Donate
Society and Politics

Андрей Тесля. Россия без Украины: трансформация большого нарратива

Издательство «Машина времени» публикует ознакомительную главу из готовящегося к выходу четвертого тома «Русских бесед» Андрея Тесли. Авторская многотомная серия ведущего специалиста по русской общественной мысли реализует замысел представить русскую интеллектуальную историю XIX — начала XX в. как полное противоречий и в то же время скрытой гармонии пространство многоголосья, полилога.

Андрей Тесля, «Русские беседы Т.4: Цельность фрагментарного», СПб, Машина времени, 2020.
Андрей Тесля, «Русские беседы Т.4: Цельность фрагментарного», СПб, Машина времени, 2020.

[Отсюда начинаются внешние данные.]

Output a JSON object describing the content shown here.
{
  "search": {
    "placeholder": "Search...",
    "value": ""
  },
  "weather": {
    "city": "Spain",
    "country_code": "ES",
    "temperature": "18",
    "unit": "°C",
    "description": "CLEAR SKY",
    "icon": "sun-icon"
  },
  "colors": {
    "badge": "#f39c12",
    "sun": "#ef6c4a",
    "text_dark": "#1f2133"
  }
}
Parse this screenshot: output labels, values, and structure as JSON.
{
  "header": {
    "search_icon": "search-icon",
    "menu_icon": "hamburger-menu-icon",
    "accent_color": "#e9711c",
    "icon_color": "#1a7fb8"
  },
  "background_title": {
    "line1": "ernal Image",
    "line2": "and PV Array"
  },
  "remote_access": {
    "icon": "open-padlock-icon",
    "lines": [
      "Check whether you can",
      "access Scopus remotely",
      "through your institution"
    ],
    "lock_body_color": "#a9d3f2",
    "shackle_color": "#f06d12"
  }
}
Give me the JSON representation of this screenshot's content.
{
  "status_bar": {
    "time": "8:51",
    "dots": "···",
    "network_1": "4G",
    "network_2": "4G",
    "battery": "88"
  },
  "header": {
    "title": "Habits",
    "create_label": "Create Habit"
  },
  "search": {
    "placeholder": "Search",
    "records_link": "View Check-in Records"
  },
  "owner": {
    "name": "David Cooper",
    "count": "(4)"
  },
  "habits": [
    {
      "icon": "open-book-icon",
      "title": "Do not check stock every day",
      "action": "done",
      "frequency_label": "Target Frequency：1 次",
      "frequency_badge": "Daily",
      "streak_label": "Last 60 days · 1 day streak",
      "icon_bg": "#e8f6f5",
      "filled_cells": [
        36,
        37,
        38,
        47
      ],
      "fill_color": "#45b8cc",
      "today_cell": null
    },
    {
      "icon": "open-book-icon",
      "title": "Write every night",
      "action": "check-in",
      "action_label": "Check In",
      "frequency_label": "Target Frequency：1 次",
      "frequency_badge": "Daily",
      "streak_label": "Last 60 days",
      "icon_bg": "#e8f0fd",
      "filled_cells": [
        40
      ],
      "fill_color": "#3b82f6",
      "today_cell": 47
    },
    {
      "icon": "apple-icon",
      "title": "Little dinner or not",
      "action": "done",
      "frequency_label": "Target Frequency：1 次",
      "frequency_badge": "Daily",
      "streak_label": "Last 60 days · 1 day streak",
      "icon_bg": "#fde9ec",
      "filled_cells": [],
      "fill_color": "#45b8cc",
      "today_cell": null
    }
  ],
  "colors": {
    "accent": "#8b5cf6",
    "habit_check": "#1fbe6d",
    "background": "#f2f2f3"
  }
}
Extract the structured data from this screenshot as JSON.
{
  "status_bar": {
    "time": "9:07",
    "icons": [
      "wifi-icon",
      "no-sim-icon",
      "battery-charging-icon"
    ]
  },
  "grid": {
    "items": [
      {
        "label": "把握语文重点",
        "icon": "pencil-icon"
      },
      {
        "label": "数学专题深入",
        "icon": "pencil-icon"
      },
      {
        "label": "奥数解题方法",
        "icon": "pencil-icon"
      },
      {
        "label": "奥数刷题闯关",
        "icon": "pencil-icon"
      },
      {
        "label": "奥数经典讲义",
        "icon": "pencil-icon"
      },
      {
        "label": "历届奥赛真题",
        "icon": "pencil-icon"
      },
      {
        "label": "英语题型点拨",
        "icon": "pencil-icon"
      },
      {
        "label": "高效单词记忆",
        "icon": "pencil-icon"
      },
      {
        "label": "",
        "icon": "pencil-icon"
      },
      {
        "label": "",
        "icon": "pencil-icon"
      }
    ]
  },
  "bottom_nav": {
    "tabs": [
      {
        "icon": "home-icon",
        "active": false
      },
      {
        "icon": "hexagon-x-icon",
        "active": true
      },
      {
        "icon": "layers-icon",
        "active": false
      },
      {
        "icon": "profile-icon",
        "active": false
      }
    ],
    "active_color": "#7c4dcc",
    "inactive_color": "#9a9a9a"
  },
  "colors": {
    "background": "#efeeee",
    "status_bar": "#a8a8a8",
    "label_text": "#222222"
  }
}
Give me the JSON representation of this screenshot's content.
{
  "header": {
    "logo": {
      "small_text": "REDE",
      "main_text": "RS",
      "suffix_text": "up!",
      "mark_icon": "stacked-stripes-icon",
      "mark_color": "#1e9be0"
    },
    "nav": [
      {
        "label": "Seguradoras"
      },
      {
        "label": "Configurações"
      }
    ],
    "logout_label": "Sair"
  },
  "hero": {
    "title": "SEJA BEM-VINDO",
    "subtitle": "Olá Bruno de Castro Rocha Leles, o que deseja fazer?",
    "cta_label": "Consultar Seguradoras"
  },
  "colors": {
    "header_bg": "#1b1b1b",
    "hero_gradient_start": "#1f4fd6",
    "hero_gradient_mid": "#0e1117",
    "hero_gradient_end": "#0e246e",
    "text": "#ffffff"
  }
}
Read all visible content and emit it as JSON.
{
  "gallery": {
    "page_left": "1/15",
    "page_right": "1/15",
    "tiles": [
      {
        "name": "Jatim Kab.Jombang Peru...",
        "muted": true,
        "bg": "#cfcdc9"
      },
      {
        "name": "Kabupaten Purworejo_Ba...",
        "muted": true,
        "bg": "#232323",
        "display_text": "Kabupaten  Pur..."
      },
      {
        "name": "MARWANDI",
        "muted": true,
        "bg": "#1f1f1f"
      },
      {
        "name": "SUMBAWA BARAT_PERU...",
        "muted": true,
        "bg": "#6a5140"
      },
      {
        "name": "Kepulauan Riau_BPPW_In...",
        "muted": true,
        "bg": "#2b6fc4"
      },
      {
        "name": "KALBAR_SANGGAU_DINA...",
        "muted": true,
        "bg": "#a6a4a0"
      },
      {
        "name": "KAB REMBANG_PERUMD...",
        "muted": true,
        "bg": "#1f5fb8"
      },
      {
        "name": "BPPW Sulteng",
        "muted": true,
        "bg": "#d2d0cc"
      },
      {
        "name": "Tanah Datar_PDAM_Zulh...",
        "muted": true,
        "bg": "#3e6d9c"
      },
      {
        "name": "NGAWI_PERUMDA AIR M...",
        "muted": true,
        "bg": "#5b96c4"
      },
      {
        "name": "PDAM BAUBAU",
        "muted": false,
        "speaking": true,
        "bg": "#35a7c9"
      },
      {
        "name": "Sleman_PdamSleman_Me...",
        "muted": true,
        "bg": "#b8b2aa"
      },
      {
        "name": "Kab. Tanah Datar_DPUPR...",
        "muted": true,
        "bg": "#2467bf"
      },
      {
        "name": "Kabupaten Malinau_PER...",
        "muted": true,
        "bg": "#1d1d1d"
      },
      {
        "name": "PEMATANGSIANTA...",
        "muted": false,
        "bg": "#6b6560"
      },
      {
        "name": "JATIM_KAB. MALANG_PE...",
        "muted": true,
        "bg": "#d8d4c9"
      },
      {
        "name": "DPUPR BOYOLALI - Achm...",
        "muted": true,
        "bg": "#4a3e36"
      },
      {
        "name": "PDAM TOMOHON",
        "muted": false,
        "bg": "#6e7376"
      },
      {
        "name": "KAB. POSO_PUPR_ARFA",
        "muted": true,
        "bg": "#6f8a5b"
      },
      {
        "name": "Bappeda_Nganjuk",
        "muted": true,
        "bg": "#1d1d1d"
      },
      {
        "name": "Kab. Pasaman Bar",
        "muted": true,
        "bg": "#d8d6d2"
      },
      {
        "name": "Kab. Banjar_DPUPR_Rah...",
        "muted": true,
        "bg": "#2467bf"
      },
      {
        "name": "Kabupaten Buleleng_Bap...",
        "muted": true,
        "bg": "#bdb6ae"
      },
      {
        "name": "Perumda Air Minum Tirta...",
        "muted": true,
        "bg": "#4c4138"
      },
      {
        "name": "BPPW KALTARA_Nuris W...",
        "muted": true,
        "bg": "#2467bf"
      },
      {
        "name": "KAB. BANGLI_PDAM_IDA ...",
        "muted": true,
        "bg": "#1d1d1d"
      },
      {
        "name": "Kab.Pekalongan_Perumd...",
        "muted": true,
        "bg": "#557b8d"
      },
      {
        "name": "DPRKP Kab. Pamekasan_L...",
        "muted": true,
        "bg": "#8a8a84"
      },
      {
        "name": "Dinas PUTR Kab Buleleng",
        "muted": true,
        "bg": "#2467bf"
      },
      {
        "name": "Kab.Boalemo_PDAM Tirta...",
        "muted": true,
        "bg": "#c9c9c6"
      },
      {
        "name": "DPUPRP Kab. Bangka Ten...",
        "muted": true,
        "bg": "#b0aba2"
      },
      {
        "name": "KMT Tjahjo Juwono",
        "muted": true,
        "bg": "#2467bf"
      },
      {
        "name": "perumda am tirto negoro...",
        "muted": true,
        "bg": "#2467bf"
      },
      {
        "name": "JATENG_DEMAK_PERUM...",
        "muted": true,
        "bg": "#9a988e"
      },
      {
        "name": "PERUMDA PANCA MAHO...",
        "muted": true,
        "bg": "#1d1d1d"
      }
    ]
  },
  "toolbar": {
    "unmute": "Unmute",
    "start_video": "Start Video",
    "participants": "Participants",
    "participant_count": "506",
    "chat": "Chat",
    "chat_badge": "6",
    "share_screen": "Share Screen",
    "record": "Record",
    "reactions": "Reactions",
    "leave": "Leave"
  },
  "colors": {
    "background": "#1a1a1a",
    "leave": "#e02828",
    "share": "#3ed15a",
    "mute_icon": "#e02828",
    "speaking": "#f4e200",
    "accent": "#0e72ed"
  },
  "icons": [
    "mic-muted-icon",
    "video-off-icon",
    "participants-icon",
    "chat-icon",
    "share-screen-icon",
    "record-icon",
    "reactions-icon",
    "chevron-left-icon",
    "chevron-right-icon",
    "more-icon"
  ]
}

О том, как большие исторические нарративы высвечивают актуальную повестку в отношениях между Россией и Украиной и объясняют тупики современного русского/российского национального проекта.

_______

Прежде всего необходимо подчеркнуть, что автор является историком общественной мысли Российской империи XIX — нач. XX столетий. Этим определяется и мой исследовательский инструментарий, и круг вопросов, который оказывается в центре внимания, — и, вместе с тем, круг вопросов и проблем, которые остаются на периферии или вовсе за пределами видения. Тем самым я никоим образом не претендую на полноту и точность описания и раскрытия современных проблем — целью этого эссе является попытка обрисовать то, как видятся вопросы возможности или невозможности русской/российской идентичности без Украины из моей исследовательской перспективы.

Известно, что (само)конструирование субъекта осуществляется через практики описания и самоописания — на индивидуальном уровне через структуры, например, характеристик и создаваемых в рамках делопроизводства автобиографий. Соответственно, для ответа на исходный вопрос необходимо, в первую очередь, кратко очертить существующие украинские и российские модели помещения себя в историческое время.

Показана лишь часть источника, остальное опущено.